Procedure and sample

We contracted with Ariadna Research Panel, PL [16] to collect data from a nationally representative sample in Poland. Ariadna is a private research firm that collects data from members of panels. Participants are compensated by Ariadna with credits that they can use at various retail outlets. We requested a sample that was representative in terms of age, sex, and place of residence (e.g., size of city). We collected data from 255 respondents on 10 March, 108 on 11 March, 154 on 12 March, 464 on 13 March, and 173 on 14 March. Moreover, Ariadna obtained informed consent from participants and ensured compliance with RODO protocols. The study was approved by: Komisja ds. Etyki Badań Naukowych, Uniwersytet SWPS, Filia w Poznaniu, Wydział Psychologii i Prawa. Approval number 2020-18-11. Data were collected anonymously. Participants were free to terminate participation at any time.

The initial sample was 1054. To reduce the influence of careless responding, we eliminated 26 participants whose average response time per item was less than 2sec. The final sample consisted of 549 women and 479 men, with an average age of 44.4yo (SD = 15.8yrs). Forty-four percent of the sample lived in locales/cities with 20,000 or fewer residents, 22.5% lived in cities with between 20,000 and 99,000 residents, 19.2% lived in cities between 100,000 and 500,000 residents, and 14.7% lived in cities with more than 500,000 residents. Approximately one-third (33.6%) had a university degree of some kind, another third (32.9%) had the Polish equivalent of a high school degree, and 14.2% had not completed high school. The raw data described in this article are available at OSF [17]. In order, we measured four constructs: perceived threat, emotional reactions, coping behaviors, and support for COVID prevention policies.

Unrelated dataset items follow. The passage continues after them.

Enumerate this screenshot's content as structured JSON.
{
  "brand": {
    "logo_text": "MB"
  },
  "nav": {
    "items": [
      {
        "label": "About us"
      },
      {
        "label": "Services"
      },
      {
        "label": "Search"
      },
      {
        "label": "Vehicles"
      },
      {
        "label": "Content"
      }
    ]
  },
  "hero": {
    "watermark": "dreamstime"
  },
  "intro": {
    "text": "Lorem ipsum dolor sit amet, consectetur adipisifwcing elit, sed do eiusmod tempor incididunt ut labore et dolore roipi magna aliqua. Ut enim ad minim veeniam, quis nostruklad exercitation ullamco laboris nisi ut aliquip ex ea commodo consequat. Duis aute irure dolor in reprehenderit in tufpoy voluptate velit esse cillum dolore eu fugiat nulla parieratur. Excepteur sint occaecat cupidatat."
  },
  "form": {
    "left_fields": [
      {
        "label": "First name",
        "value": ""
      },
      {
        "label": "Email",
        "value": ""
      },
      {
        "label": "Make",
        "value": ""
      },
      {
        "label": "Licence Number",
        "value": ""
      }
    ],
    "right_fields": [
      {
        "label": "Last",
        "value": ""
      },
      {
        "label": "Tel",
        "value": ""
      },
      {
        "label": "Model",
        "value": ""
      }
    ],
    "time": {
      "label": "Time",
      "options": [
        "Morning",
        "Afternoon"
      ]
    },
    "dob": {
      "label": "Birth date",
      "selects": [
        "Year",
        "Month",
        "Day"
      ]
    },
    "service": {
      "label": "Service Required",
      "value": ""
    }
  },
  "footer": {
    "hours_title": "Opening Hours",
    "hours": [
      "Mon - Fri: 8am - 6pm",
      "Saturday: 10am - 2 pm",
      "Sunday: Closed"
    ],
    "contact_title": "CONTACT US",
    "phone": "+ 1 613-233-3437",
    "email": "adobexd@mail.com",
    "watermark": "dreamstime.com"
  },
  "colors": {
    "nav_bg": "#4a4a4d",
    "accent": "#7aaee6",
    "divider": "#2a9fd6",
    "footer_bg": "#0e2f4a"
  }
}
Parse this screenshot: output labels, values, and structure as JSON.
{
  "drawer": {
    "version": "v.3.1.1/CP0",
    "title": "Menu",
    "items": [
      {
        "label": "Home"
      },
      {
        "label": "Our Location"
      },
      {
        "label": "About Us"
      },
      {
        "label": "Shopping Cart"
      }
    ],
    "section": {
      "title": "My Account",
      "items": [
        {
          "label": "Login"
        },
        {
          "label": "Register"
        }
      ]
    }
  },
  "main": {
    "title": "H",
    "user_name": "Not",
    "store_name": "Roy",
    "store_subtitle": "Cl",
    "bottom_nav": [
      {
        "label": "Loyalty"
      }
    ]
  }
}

Measures of emotional reactions

Our measures of emotional reactions were based upon the affective circumplex [18], a model that distinguishes positive and negative emotions and activated and deactivated emotions. Given the nature of COVID-19, we measured negative emotional reactions, and we distinguished activated (e.g., anxiety and fear) and deactivated (e.g., sadness, hopeless) emotional reactions. Activated negative emotional reactions were defined in terms of being anxious, scared, worried, concerned, and fearful. Deactivated negative emotional reactions were defined in terms of being powerless, helpless, hopeless, woebegone, and sad. See [19] for a similar approach to distress related to climate change.

In addition, we measured two emotional reactions that we thought would have specific relevance to reactions to COVID-19, feeling panicked and being paralyzed by fear. Although some may think of fear and panic as points on the same continuum, panic has a stronger maladaptive component than fear [20]. By definition, panic entails an irrational component. For example, in discussing reactions to disasters, Van Bavel et al. [6] explicitly distinguish panic, which is likely to have maladaptive consequences (e.g., panic-buying), from fear, which may serve to motivate people to work cooperatively to meet the challenges posed by a disaster.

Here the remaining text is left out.